Il fait sa mauvaise tête ...
par C’est Nabum
jeudi 1er octobre 2015
Caliméro vous salue bien
Certainement pas sur l'affiche !
Ils ne cessent de lui répéter qu'il fait sa mauvaise tête. La belle affaire que voilà ; à croire qu'il puisse avoir à sa disposition une autre tête pour les bons jours, une tête de rechange ou bien une tête de lecture pieuse. Sa trombine ne leur revient pas, c'est d'ailleurs pourquoi ils évitent de l'étaler dans leurs colonnes ou de lui tendre un porte-voix. Une parole sans retenue est trop risquée au pays des hypocrites et des jocrisses.
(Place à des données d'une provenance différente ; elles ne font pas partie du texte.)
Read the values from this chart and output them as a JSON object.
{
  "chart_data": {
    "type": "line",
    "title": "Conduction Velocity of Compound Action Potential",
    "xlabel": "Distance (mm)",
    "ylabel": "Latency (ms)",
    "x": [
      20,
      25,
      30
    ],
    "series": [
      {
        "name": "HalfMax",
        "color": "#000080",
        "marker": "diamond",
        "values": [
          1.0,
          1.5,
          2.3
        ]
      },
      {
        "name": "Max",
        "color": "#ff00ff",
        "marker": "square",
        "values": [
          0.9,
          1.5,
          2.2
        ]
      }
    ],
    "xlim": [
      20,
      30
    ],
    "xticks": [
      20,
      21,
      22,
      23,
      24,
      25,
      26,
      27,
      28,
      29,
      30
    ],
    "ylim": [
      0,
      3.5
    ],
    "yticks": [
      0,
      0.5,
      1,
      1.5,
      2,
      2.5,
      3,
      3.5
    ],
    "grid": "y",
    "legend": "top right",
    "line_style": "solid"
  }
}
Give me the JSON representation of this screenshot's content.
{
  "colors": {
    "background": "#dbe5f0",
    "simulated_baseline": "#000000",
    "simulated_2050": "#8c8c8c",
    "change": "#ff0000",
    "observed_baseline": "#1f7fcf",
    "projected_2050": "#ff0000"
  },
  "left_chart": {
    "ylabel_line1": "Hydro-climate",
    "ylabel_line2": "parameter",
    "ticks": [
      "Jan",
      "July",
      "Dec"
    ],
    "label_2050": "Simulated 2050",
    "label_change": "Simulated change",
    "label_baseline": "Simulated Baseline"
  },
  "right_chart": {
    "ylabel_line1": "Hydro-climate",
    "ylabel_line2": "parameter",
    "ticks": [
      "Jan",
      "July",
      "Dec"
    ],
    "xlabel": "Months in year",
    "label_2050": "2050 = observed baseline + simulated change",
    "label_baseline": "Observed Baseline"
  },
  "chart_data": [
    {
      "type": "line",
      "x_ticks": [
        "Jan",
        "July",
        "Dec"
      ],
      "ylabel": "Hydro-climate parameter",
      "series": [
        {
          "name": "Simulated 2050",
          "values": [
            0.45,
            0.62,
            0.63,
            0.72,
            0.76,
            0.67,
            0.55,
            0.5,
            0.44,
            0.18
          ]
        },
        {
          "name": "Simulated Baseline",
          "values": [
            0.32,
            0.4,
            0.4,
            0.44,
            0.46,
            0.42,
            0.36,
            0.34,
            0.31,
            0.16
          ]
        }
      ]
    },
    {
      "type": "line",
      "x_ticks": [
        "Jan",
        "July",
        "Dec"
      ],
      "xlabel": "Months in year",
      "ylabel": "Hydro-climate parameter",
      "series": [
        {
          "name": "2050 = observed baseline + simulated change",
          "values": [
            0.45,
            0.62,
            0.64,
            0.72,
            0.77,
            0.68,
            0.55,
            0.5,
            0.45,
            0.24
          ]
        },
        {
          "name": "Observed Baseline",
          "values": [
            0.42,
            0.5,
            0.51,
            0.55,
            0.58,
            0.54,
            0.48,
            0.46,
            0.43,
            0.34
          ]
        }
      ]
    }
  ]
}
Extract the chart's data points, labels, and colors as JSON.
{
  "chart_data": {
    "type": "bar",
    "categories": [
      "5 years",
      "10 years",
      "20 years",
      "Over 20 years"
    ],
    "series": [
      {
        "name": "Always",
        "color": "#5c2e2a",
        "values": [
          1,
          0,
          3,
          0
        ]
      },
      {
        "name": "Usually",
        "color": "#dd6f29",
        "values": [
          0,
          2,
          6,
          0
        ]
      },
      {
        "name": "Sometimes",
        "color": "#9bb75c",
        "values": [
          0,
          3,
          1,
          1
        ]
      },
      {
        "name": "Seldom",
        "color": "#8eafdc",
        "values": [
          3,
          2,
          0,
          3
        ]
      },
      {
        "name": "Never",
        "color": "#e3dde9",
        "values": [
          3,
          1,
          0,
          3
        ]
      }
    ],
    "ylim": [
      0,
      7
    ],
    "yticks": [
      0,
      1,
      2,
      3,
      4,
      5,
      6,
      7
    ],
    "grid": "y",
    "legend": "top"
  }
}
Ils ont mis sa tête à prix : un prix au rabais certainement, vu le peu de cas qu'ils font de cette tête de cochon. Il est curieux qu'ils ne cessent, de se payer sa gueule, de se gausser de ce curieux âne bâté qui dit tout haut ce qu'il conviendrait de braire. C'est sa langue qui est trop pendue, c'est la tête qui devrait suivre le même traitement, haut et court comme au temps des jolis lynchages qui fédéraient une communauté autour d'un bouc émissaire.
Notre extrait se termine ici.